In Grantham and similar towns across the country, we know of families at the time whose breadwinners had had hard times and experienced great hardship, but they never accepted handouts - even though they saw it was state Relief One is determined to preserve their decency at any cost.Many a dignified pensioner would have said then, "I'm self-reliant and I've never taken a penny from anyone." Taken to extremes, this sense of self-reliance must have brought misery.Neighbors would tactfully try to help him.Unfortunately, some people who take pride in their hardship are very similar to those who don't want to rely on welfare.

In contrast, there are other people--I have met them many times since I came to London--to whom self-reliance and decency are of little importance, and who are willing to depend on the state rather than make extra efforts to improve their own Fate may enable their children to have a better start.

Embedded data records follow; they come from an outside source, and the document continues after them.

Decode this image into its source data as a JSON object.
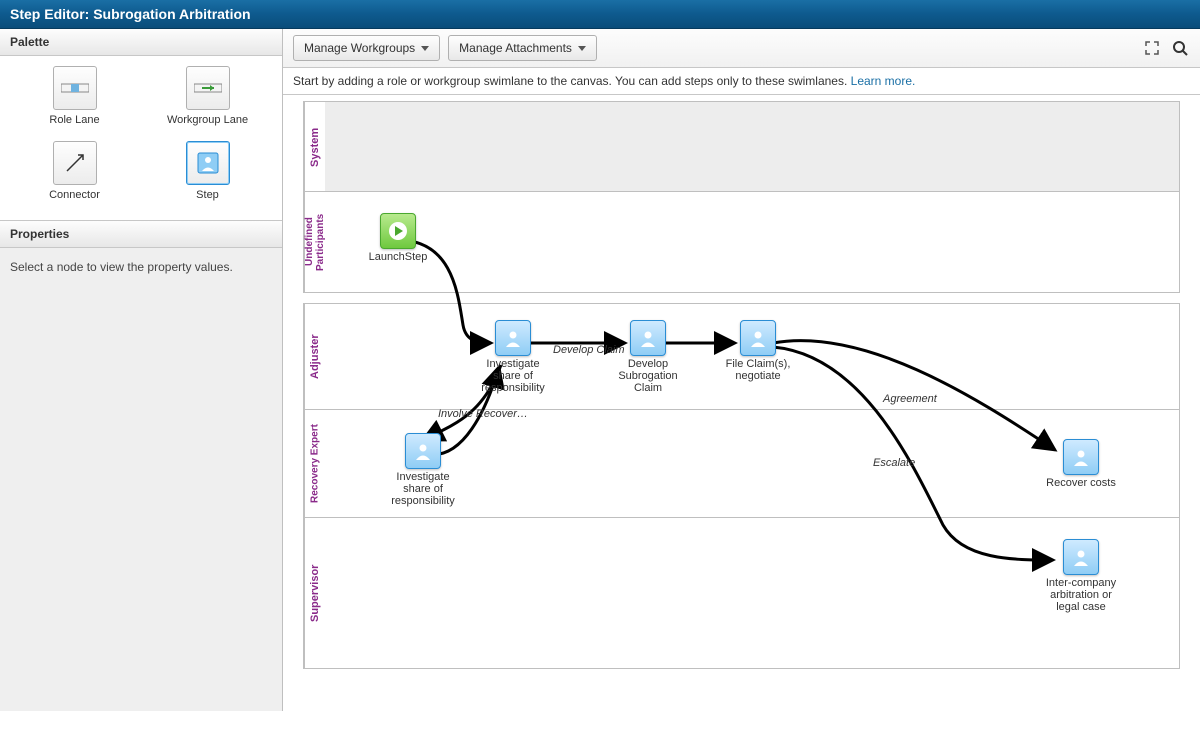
{
  "title": "Step Editor: Subrogation Arbitration",
  "palette": {
    "header": "Palette",
    "role": "Role Lane",
    "workgroup": "Workgroup Lane",
    "connector": "Connector",
    "step": "Step"
  },
  "properties": {
    "header": "Properties",
    "empty": "Select a node to view the property values."
  },
  "toolbar": {
    "manage_workgroups": "Manage Workgroups",
    "manage_attachments": "Manage Attachments"
  },
  "hint": {
    "text": "Start by adding a role or workgroup swimlane to the canvas. You can add steps only to these swimlanes. ",
    "link": "Learn more."
  },
  "lanes": {
    "system": "System",
    "undef": "Undefined Participants",
    "adjuster": "Adjuster",
    "recovery": "Recovery Expert",
    "supervisor": "Supervisor"
  },
  "nodes": {
    "launch": "LaunchStep",
    "adj_investigate": "Investigate share of responsibility",
    "develop": "Develop Subrogation Claim",
    "file": "File Claim(s), negotiate",
    "rec_investigate": "Investigate share of responsibility",
    "recover": "Recover costs",
    "supervisor": "Inter-company arbitration or legal case"
  },
  "edges": {
    "develop_claim": "Develop Claim",
    "involve": "Involve Recover…",
    "agreement": "Agreement",
    "escalate": "Escalate"
  }
}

The fact that the first group values ​​social status and the second group ignores shame means that social pressures are generally low, so most people in the middle - like us - are more likely to find a job , to provide a livelihood for themselves and their families.This approach may seem heartless.But a society that encourages such virtues as effort, frugality, self-reliance, and family commitments will produce people with greater self-esteem.Thus, happier than people living in a society that encourages them to feel useless, unspirited, and discouraged (while not being a burden to others).Even if this is not the case, the state and society must be impartial in granting compassion.It is unjust to treat a person who has made an effort the same as a person who has not.This injustice not only demoralizes those who benefit from it, but also outrages those who do not.

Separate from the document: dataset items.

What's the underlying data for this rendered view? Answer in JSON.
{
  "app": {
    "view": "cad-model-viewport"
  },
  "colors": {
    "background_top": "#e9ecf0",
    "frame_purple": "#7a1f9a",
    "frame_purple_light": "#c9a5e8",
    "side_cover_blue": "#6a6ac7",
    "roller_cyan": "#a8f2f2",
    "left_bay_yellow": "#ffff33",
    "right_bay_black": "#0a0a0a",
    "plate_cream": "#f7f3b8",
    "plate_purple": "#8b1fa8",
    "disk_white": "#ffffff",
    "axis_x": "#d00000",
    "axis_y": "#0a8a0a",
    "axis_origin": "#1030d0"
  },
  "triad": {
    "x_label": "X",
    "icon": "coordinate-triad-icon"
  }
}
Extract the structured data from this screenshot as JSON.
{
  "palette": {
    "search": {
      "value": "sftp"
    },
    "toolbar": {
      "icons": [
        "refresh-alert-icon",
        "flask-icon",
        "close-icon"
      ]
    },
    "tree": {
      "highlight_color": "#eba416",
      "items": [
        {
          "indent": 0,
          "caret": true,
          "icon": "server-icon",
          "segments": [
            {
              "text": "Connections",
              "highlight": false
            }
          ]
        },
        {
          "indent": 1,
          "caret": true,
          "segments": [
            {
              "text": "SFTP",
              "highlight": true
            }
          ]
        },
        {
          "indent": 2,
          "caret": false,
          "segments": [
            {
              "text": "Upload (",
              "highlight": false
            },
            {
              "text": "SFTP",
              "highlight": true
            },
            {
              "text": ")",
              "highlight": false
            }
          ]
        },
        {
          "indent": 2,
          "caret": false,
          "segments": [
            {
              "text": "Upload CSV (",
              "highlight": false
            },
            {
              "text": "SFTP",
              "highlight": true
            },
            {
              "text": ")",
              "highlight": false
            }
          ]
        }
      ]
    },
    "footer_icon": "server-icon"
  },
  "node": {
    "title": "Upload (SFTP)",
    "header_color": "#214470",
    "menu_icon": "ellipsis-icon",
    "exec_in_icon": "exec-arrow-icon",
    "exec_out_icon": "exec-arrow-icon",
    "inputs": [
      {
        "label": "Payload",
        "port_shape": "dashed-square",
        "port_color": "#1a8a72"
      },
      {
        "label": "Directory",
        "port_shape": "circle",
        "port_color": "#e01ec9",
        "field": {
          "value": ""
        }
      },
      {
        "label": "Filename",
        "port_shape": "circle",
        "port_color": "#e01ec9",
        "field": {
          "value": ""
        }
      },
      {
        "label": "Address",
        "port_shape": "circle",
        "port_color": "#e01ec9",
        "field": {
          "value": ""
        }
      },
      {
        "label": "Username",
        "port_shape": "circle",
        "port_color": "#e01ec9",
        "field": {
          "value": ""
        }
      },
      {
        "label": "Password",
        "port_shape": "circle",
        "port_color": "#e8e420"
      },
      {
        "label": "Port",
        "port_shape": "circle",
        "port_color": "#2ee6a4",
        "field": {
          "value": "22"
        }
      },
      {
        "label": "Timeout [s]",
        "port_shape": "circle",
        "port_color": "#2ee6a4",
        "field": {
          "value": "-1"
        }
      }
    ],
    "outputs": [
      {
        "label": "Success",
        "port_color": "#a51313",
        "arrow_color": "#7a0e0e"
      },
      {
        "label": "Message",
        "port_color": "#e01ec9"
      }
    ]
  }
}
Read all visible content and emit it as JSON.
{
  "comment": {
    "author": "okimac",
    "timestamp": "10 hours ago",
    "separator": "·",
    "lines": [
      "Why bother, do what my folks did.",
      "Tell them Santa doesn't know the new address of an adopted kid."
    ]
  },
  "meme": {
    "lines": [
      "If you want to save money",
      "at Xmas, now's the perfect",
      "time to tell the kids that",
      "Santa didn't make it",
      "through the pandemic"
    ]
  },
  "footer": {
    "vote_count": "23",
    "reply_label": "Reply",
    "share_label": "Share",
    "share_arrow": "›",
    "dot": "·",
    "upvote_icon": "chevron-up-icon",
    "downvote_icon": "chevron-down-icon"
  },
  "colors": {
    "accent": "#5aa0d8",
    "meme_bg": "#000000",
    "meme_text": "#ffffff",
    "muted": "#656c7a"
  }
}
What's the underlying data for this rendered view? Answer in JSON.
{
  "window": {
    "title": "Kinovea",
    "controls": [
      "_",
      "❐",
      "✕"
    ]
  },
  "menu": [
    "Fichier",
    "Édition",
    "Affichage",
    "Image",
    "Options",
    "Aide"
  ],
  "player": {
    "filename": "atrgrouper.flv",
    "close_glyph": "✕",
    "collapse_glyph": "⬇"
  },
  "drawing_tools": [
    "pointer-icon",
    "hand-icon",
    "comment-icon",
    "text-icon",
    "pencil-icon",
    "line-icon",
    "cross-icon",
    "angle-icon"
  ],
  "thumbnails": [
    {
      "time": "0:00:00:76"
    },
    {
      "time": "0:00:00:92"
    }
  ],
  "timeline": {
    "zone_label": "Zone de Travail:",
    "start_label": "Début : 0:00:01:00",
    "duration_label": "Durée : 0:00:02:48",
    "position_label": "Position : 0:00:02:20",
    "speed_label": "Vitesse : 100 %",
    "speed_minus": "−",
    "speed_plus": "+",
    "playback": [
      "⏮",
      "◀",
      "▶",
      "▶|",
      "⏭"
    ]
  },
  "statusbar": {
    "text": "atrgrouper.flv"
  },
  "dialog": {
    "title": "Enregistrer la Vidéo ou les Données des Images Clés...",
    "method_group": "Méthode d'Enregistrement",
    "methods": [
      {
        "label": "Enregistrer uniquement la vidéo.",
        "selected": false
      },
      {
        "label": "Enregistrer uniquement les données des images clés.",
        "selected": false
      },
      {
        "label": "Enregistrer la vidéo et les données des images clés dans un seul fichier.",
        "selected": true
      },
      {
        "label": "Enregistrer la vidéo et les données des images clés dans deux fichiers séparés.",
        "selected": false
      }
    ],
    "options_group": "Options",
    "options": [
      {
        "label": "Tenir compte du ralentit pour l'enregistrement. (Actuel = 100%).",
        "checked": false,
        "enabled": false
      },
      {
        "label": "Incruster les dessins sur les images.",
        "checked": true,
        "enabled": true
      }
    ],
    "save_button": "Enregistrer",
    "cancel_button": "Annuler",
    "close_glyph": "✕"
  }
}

At some point in this century—it’s hard to pinpoint now—so many Western policymakers started talking and acting as if it was “the system” rather than individuals—or even luck—that made some poverty.We are thus caught in the trap of thinking that poverty - and there is no need to enter the minefield of relative and absolute poverty - is a "problem" of economic policy that can only be addressed through the redistribution of wealth and income in a variety of flexible ways. "solve".So we come back to the belief that poverty is a cause, not an effect, of irresponsible or deviant behavior.

Most people who speak this language do so for noble motives.No one has more noble motives than Keith Joseph, whose speech as Minister of Social Welfare to the Association of Preschool Playgroups in June 1972 is the most unconventional statement about this approach.Drawing on research at the time, Keith argued that a "poverty cycle" was at work, whereby "the problems of one generation seem to recur in another".This claim by Keith breaks important new ground, as it draws attention to the effects of "bad parenting of children" not only on these children, but on their children as well.But Keith doesn't ask whether the state, through its welfare policies, undermines individual responsibility and self-help, like a third bad parent at work.Indeed, while he is advocating for parents to educate their children better and to practice more family planning, he also advocates that the government should intervene through different welfare and possibly tax break programs.It would be nice if a sharp analytical thinker like Keith was doing the analysis right and prescribing the wrong medicine (as he later admitted), and he illustrates how, on both sides of the Atlantic, governments of the right and the left are serving us right now. The problem creates conditions.The right has focused on "targeted" welfare, giving benefits to those whose behavior is most likely to be adversely affected by the welfare.The Left increased the overall burden on Social Security benefits, putting the benefits in a bind, and even then "poor" taxpayers had to contribute to them.

Much less research has been done on the issue of dependency benefits in the UK.We know what we have done to increase the size and speed of our social security spending, and have seen what has happened in the United States, so we should expect the same undesired gains from the British government's social policy. See the consequences.In fact, we've already achieved that—and it has contributed to the development of the third problem, the weakening of the traditional family.